Factor Groups of the Braid Group
| October 29
- The symmetric group can be viewed as a factor group of the braid group by forgetting which strand is on top in each crossing. Algebraically, this can be achieved by giving the generators corresponding to crossing adjacent strands an order of 2. What happens when we give such crossings order n instead? In particular, when will such a group be finite?
Considering this question will involve platonic solids, Coxeter groups, braid groups, Artin groups, complex reflection groups and hyperplane arrangements. However, no previous knowledge of these concepts will be assumed.
Nowhere-Zero k-Flows on Graphs
Gordon Kirby | November 5
- A flow on an oriented graph is a labeling of the edges such that the sum of the labelings directed into each each edge e is equal to the sum of the labelings directed out of e. We will focus on counting the number of flows using integers between -k and k. Specifically, a polytope with integral vertices can be defined to represent the constraints on allowable flows. Then, there is a well-defined theory in which we can associate a polynomial to this polytope that counts the number of interior lattice points, which corresponds exactly to the number of labelings. Lastly, this polynomial satisfies a combinatorial reciprocity law that incorporates the totally cyclic orientations of a graph G. No background in combinatorics or graph theory is necessary.
Young Tableaux and Representations of the Symmetric Group
Joe Ricci | November 12
- A Young tableau is a collection of left-justified rows of boxes with the row length weakly decreasing such that each box is labelled with a positive integer.

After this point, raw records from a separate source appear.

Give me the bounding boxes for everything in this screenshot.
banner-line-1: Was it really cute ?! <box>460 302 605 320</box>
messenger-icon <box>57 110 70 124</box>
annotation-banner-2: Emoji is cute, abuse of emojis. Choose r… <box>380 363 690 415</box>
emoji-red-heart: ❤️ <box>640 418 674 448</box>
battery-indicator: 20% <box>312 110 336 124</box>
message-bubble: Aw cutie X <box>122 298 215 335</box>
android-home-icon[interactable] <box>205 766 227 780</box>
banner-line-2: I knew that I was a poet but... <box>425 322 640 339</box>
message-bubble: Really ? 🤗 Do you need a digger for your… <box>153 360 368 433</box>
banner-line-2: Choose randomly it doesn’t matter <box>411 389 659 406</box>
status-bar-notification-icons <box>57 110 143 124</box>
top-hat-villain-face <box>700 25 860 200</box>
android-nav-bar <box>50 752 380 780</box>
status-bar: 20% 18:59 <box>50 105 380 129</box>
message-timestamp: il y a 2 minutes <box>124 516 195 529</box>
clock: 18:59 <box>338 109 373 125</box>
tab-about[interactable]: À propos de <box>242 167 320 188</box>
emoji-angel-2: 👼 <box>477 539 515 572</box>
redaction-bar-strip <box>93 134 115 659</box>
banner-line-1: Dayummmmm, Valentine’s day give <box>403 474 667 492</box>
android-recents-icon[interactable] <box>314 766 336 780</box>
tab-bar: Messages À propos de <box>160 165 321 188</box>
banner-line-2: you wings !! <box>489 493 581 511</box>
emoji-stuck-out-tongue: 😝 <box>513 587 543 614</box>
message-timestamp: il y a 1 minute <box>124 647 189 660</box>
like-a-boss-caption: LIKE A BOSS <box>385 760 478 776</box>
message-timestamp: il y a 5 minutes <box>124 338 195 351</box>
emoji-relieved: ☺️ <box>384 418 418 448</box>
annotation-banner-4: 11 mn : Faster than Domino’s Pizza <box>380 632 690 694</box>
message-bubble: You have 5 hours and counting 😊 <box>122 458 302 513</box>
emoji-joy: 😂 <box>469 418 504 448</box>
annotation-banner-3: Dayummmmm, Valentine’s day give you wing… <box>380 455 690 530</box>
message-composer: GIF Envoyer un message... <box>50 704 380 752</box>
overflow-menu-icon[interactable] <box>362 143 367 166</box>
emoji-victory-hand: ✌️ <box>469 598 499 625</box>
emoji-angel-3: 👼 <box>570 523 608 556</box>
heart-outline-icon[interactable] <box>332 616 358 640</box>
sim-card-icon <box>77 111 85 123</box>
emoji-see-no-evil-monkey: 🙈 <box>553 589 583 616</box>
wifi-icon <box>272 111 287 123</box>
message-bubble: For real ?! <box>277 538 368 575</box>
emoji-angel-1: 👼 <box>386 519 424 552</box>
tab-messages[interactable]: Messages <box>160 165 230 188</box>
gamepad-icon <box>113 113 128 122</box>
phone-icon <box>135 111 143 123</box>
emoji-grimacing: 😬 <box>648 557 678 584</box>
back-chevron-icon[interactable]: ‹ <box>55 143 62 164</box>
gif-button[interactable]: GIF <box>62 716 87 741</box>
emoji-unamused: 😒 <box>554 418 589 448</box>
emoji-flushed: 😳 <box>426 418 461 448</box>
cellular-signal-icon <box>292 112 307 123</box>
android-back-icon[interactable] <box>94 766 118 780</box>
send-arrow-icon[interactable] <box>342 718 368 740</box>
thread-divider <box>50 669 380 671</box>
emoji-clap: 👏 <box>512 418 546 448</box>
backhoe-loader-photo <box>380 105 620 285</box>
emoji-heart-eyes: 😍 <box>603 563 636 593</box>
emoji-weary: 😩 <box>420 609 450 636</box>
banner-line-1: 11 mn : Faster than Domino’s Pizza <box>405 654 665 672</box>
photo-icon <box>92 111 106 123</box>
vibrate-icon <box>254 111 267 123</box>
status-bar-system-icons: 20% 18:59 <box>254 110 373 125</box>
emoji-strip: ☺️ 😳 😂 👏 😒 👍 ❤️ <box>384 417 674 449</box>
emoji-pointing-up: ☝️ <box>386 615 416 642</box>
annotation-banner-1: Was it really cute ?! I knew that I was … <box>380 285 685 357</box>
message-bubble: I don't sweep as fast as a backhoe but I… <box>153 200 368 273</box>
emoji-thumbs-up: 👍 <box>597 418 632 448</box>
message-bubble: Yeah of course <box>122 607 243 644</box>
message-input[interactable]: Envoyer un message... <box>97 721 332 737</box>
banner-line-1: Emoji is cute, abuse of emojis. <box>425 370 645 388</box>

These combinatorial objects give rise to a large collection of representations of the symmetric group. In particular, using Young tableaux, there is a natural bijection between the set of partitions of n and the set of isomorphism classes of irreducible representations of the symmetric group on n letters. In this talk we will explore this bijection and provide combinatorial answers to algebraic questions about these representations (e.g. the branching rule).
Graphs on Surfaces
Steve Trettel | November 19
- In this talk we will look at embeddings of graphs in manifolds, and show that the only really interesting case is that of graphs embedding in surfaces. This motivates the definition of the genus of a graph, which is the smallest genus surface into which the given graph can be embedded. We will calculate some naive bounds on the genus, and discuss a procedure by which the genus of a graph can be found. No knowledge of graph theory is required.
Gluing Equations for Surfaces and 3-Manifolds
| December 3
- Let M be a 2 or 3-manifold and G be a Lie group; in this talk we will study the set R(M,G) consisting all representations from the fundamental group of M into G. R(M,G) is about as non-discrete an object as you can find and so you might feel that it has no place in this seminar. However, we will see that by studying combinatorics of triangulations of M we can find nice coordinates on (large chunks of) R(M,G) that have a geometric meaning. Furthermore, these coordinates shed light on an interesting relationship between various relationships between 2 and 3 manifolds. This talk should be mostly expository and focus on the cases of G=PGL_2(C) and PGL_3(C).